Nordest, il mito dissolto

Forse mai prima il Veneto ha avuto una reputazione così negativa e una capacità di rappresentanza così bassa. Le due questioni vanno insieme.
Il crollo della reputazione ha a che vedere con alcune specifiche vicende: in particolare, lo scandalo del Mose e il crac delle due banche popolari venete.
La comunità nazionale, al cospetto di questi episodi - che richiamano corruzione, incompetenza, inadeguatezza - di buon grado ha colto una occasione per ridefinire rapporti e gerarchie nei riguardi dei sedicenti primi della classe. Perché il Veneto, con il “mito del Nordest”, che aveva natura economica e in pari tempo politica, ha a lungo richiamato a sé un destino di leadership nazionale, giocata soprattutto sul tasto dell’autonomia.
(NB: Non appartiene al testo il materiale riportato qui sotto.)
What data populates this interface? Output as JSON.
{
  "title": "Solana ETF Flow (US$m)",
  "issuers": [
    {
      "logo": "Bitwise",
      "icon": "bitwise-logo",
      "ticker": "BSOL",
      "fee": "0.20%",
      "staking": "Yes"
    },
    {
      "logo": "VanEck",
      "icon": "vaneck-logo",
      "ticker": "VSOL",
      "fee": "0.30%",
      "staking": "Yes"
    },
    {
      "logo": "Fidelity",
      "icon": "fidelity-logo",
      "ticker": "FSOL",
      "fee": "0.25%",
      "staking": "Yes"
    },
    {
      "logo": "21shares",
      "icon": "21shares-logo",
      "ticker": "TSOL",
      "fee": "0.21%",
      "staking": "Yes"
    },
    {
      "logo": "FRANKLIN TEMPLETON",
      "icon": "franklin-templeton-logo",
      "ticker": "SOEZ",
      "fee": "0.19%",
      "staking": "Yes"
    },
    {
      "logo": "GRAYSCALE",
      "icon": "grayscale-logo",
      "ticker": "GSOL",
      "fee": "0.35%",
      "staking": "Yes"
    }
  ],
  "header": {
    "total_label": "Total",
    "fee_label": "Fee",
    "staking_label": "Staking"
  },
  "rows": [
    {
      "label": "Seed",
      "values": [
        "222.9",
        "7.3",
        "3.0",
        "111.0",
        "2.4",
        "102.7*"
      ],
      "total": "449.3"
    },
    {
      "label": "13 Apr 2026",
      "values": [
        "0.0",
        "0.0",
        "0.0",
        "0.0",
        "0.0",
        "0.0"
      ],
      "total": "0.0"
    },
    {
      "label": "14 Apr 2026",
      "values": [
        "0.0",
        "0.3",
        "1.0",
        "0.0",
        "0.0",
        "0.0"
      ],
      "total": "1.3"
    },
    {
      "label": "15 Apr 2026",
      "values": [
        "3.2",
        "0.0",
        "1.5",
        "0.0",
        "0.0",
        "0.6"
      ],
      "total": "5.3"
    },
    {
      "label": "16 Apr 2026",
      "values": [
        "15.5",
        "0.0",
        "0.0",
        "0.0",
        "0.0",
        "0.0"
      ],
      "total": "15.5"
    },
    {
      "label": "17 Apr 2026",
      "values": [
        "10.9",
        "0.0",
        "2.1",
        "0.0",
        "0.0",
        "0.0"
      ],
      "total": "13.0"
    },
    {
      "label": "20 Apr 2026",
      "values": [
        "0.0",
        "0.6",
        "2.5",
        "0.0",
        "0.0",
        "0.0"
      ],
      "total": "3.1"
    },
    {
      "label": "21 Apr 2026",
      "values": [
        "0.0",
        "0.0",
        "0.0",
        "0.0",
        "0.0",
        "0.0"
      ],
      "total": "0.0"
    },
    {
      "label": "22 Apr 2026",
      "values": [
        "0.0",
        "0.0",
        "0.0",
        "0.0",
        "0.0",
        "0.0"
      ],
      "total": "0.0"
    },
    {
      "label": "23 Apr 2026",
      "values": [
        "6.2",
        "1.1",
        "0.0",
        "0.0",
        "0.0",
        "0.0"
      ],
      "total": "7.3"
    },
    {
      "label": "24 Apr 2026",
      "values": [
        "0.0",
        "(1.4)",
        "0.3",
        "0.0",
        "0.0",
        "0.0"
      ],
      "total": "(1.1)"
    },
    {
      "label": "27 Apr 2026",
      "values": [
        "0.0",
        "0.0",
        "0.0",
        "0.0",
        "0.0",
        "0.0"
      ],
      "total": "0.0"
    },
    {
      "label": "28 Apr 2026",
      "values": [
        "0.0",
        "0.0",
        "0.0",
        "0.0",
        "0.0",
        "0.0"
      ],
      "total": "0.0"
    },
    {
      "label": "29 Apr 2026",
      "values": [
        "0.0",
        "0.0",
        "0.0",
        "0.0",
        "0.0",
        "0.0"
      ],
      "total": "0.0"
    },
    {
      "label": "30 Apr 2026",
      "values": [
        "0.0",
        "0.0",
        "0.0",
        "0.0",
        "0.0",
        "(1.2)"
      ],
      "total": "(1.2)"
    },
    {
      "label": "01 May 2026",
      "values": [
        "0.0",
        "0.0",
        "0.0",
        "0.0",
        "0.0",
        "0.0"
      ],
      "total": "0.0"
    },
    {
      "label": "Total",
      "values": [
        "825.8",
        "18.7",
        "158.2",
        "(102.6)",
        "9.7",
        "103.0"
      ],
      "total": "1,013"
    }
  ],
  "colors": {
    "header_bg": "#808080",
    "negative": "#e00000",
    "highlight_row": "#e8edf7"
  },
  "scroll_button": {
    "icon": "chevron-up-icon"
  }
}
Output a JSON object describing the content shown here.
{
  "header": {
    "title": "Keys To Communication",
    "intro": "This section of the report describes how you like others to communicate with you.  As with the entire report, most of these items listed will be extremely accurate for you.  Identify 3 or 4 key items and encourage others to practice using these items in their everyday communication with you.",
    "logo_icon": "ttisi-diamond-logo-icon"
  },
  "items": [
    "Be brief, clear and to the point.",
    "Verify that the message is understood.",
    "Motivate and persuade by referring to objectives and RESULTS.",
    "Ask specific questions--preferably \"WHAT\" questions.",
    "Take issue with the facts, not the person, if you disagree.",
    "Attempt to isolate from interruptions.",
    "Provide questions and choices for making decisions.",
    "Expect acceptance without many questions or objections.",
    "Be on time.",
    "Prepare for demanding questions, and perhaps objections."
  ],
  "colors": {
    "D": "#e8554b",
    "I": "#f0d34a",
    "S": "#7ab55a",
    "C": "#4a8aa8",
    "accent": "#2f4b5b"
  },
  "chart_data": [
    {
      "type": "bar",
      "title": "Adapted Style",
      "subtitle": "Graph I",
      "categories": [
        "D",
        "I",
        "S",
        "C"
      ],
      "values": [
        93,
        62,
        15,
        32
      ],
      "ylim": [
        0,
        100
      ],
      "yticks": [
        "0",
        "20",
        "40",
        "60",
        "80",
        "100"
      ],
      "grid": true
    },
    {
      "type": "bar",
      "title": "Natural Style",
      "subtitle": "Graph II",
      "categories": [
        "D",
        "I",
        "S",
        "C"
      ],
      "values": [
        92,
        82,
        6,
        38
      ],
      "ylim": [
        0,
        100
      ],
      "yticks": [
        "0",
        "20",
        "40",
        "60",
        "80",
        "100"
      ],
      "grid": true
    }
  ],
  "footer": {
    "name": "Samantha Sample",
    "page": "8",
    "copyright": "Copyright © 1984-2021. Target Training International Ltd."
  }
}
Gli esiti di tale avocazione sono largamente visibili, e consistono nelle macerie delle banche e in un sistema di appalti pubblici sostanzialmente alla paralisi.
La polemica contro lo Stato nazionale inefficiente e incapace, corrotto e lento, si è infranta contro i nostri domestici fallimenti. E la voce dei vari attori della politica veneta, siano esponenti di governo o il governatore, i sindaci o i rappresentanti delle categorie economiche, non è mai stata tanto flebile e inascoltata in sede centrale.
Potremmo a lungo disquisire sul fatto che l’apparato dello Stato è comunque peggiore del sistema degli enti locali, potremmo discutere sulla nostra posizione in graduatoria in rapporto alle altre regioni, potremmo sostenere la differenza abissale tra Nord e Sud in tema di pubblica amministrazione.
Sta di fatto che non siamo più i primi della classe, che non siamo più percepiti come tali e che abbiamo paradossalmente contribuito ad affossare il processo delle riforme federali e a ridare fiato al neo-centralismo imperante.
Ma sarebbe improprio e del tutto scioccamente auto-assolutorio assegnare alla sola classe politica la responsabilità dell’attuale grigia e anzi mefitica stagione. Il crac delle banche popolari venete chiama in causa un intero ceto dirigente e ha carattere nazionale.
Con l’ironia che gli è propria, il neo presidente di banca popolare di Vicenza, Gianni Mion, ha di recente osservato che il suo predecessore Gianni Zonin è stato confermato per sette volte sette nelle assemblee dei soci e che, insomma, la sua satrapia è stata salutata dal favore generale. La medesima riflessione vale anche per Vincenzo Consoli, dominus assoluto di Veneto Banca pur esso per un quarto di secolo, ieri arrestato perché la magistratura gli contesta una «improvvida gestione del credito, che negli anni ha visto svuotare di consistenza il patrimonio della banca».
I giudici faranno il loro lavoro, noi dobbiamo osservare che abbiamo fallito in primis perché non siamo stati capaci di imporre un cambiamento delle regole e in primo luogo di porre un limite ai mandati di chi governava le banche.
Noi vessilliferi del federalismo e testimoni del principio dell’auto-riforma, abbiamo atteso che della riforma delle banche - contestabile peraltro - si occupasse con atto d’imperio il governo nazionale. Del ritardo pagano il conto soci, dipendenti, clienti delle banche e in generale l’economia veneta.
E il mancato rinnovamento dei vertici e delle regole delle banche diviene quindi non un astratto tema di principio, ma l’evidenza di una responsabilità precisa e storica gravissima. La comunità nordestina esce dal crac delle due banche drammaticamente impoverita, poiché è evaporato un patrimonio di almeno una decina di miliardi. Che è la materia - a parte aspetti prettamente di natura giudiziaria - di cui chi ha governato le banche deve rispondere.
La consapevolezza di tali evidenze non solleva di un grammo l’onere della colpa delle tante presunte autorità vigilanti, dal collegio dei sindaci, alle società di revisione, alla Consob, alla Banca d’Italia.
Se i bilanci di popolare Vicenza e di Veneto Banca sono materia di azioni così nette da parte della magistratura, forse forse qualche indizio era possibile coglierlo già nei documenti di bilancio da vari anni. Ma questo attiene ai vigilanti, gli attori protagonisti eravamo noi. Urge ricambio della classe dirigente, tempo di far entrare una nuova generazione. E di iniziare a discutere concretamente di riscatto, indicando percorsi e obiettivi.